7. To work with Flume + Hive Integration

Follow the below steps

Follow this aritcle to work with below procedure.

Refer: http://kalyanbigdatatraining.blogspot.in/2016/10/how-to-work-with-acid-functionality-in.html

i. update '~/.bashrc' file with below changes

export HIVE_HOME=/home/orienit/work/apache-hive-1.2.1-bin
export PATH=$HIVE_HOME/bin:$PATH

export HCAT_HOME=$HIVE_HOME/hcatalog
export PATH=$HCAT_HOME/bin:$PATH

ii. reopen the Terminal

iii. start the hive using 'hive' command.

iv. list out all the databases in hive using 'show databases;' command

v. create a new database (kalyan) in hive using below command.

create database if not exists kalyan;

vi. use kalyan database using 'use kalyan;' command

vii. list out all the tables in kalyan database using 'show tables;' command.
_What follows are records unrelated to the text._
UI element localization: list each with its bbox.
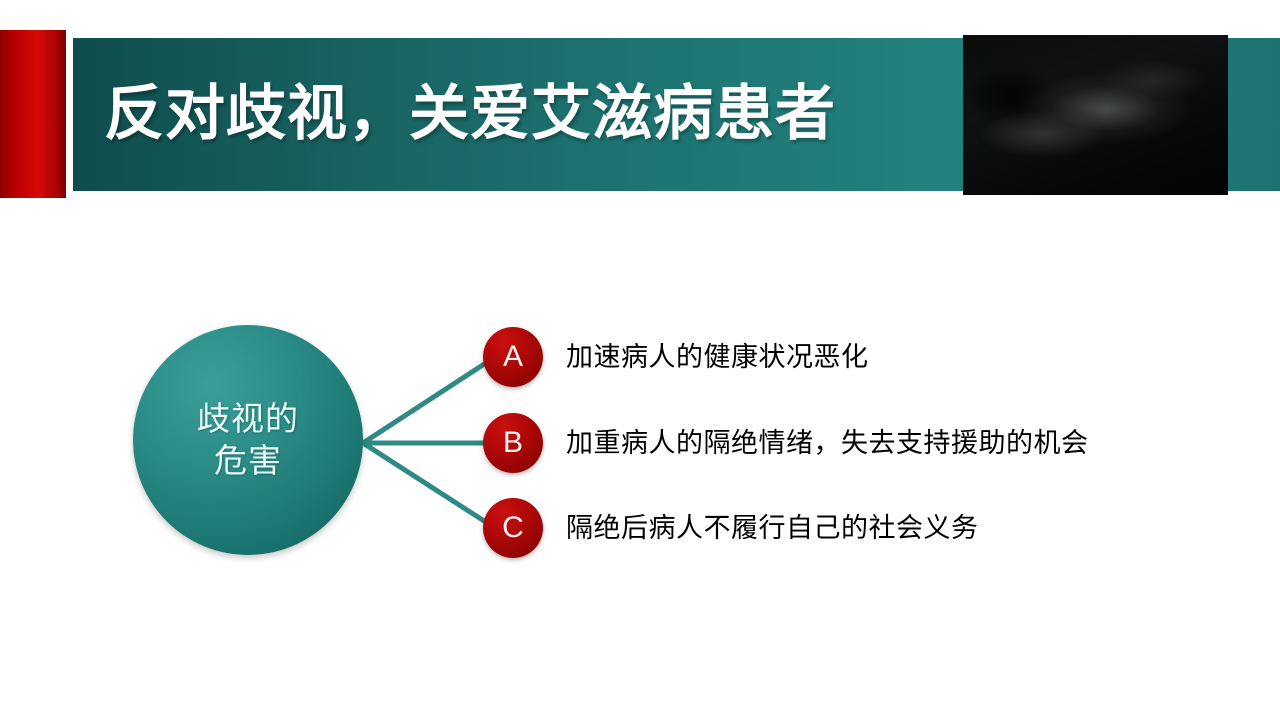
- bullet-text-a: 加速病人的健康状况恶化: [566, 327, 869, 387]
- bullet-badge-a: A: [483, 327, 543, 387]
- bullet-badge-b: B: [483, 413, 543, 473]
- bullet-text-b: 加重病人的隔绝情绪，失去支持援助的机会: [566, 413, 1089, 473]
- hub-circle[interactable]: 歧视的 危害: [133, 325, 363, 555]
- diagram-area: 歧视的 危害 A 加速病人的健康状况恶化 B 加重病人的隔绝情绪，失去支持援助的…: [0, 210, 1280, 720]
- bullet-text-c: 隔绝后病人不履行自己的社会义务: [566, 498, 979, 558]
- hub-label: 歧视的 危害: [133, 325, 363, 555]
- connector-line-a: [363, 357, 495, 443]
- hub-label-line-2: 危害: [214, 440, 282, 482]
- slide-header: 反对歧视，关爱艾滋病患者: [0, 0, 1280, 210]
- bullet-badge-c: C: [483, 498, 543, 558]
- header-red-accent-block: [0, 30, 66, 198]
- hub-label-line-1: 歧视的: [197, 398, 299, 440]
- page-title: 反对歧视，关爱艾滋病患者: [104, 68, 944, 160]
- header-photo-image: [963, 35, 1228, 195]
- connector-line-c: [363, 443, 495, 528]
viii. create 'users2' table in kalyan database using below command.

CREATE TABLE IF NOT EXISTS kalyan.users2 (
userid BIGINT,
username STRING,
password STRING,
email STRING,
country STRING,
state STRING,
city STRING,
dt STRING
)
clustered by (userid) into 5 buckets stored as orc;

ix. Display the data from 'users2' table using below command

select * from users2;

x. start the hive in external metastore db mode using below command

hive --service metastore

8. Execute the below command to `Extract data from JSON data into Hive using Flume`

$FLUME_HOME/bin/flume-ng agent -n agent --conf $FLUME_HOME/conf -f $FLUME_HOME/conf/kalyan-json-hive-agent.conf -Dflume.root.logger=DEBUG,console

9. Verify the data in console

10. Verify the data in Hive

Execute below command to get the data from hive table 'users2'

select * from users2;

How To Stream CSV Data Into Hive Using Apache Flume

Pre-Requisites of Flume + Hive Project:

hadoop-2.6.0
flume-1.6.0
hive-1.2.1
java-1.7

NOTE: Make sure that install all the above components

Flume + Hive Project Download Links:

`hadoop-2.6.0.tar.gz` ==> link
`apache-flume-1.6.0-bin.tar.gz` ==> link
`apache-hive-1.2.1-src.tar.gz` ==> link
`kalyan-csv-hive-agent.conf` ==> link
`bigdata-examples-0.0.1-SNAPSHOT-dependency-jars.jar` ==> link

-----------------------------------------------------------------------------

1. create "kalyan-csv-hive-agent.conf" file with below content

agent.sources = EXEC
agent.sinks = HIVE
agent.channels = MemChannel

agent.sources.EXEC.type = exec
agent.sources.EXEC.command = tail -F /tmp/users.csv
agent.sources.EXEC.channels = MemChannel

agent.sinks.HIVE.type = hive
agent.sinks.HIVE.hive.metastore = thrift://localhost:9083
agent.sinks.HIVE.hive.database = kalyan
agent.sinks.HIVE.hive.table = users1
agent.sinks.HIVE.serializer = DELIMITED
agent.sinks.HIVE.serializer.delimiter = ","
agent.sinks.HIVE.serializer.fieldnames=userid,username,password,email,country,state,city,dt
agent.sinks.HIVE.channel = MemChannel

agent.channels.MemChannel.type = memory
agent.channels.MemChannel.capacity = 1000
agent.channels.MemChannel.transactionCapacity = 100

2. Copy "kalyan-csv-hive-agent.conf" file into "$FUME_HOME/conf" folder

3. Copy "bigdata-examples-0.0.1-SNAPSHOT-dependency-jars.jar" file into "$FLUME_HOME/lib" folder

4. Generate Large Amount of Sample CSV data follow this article.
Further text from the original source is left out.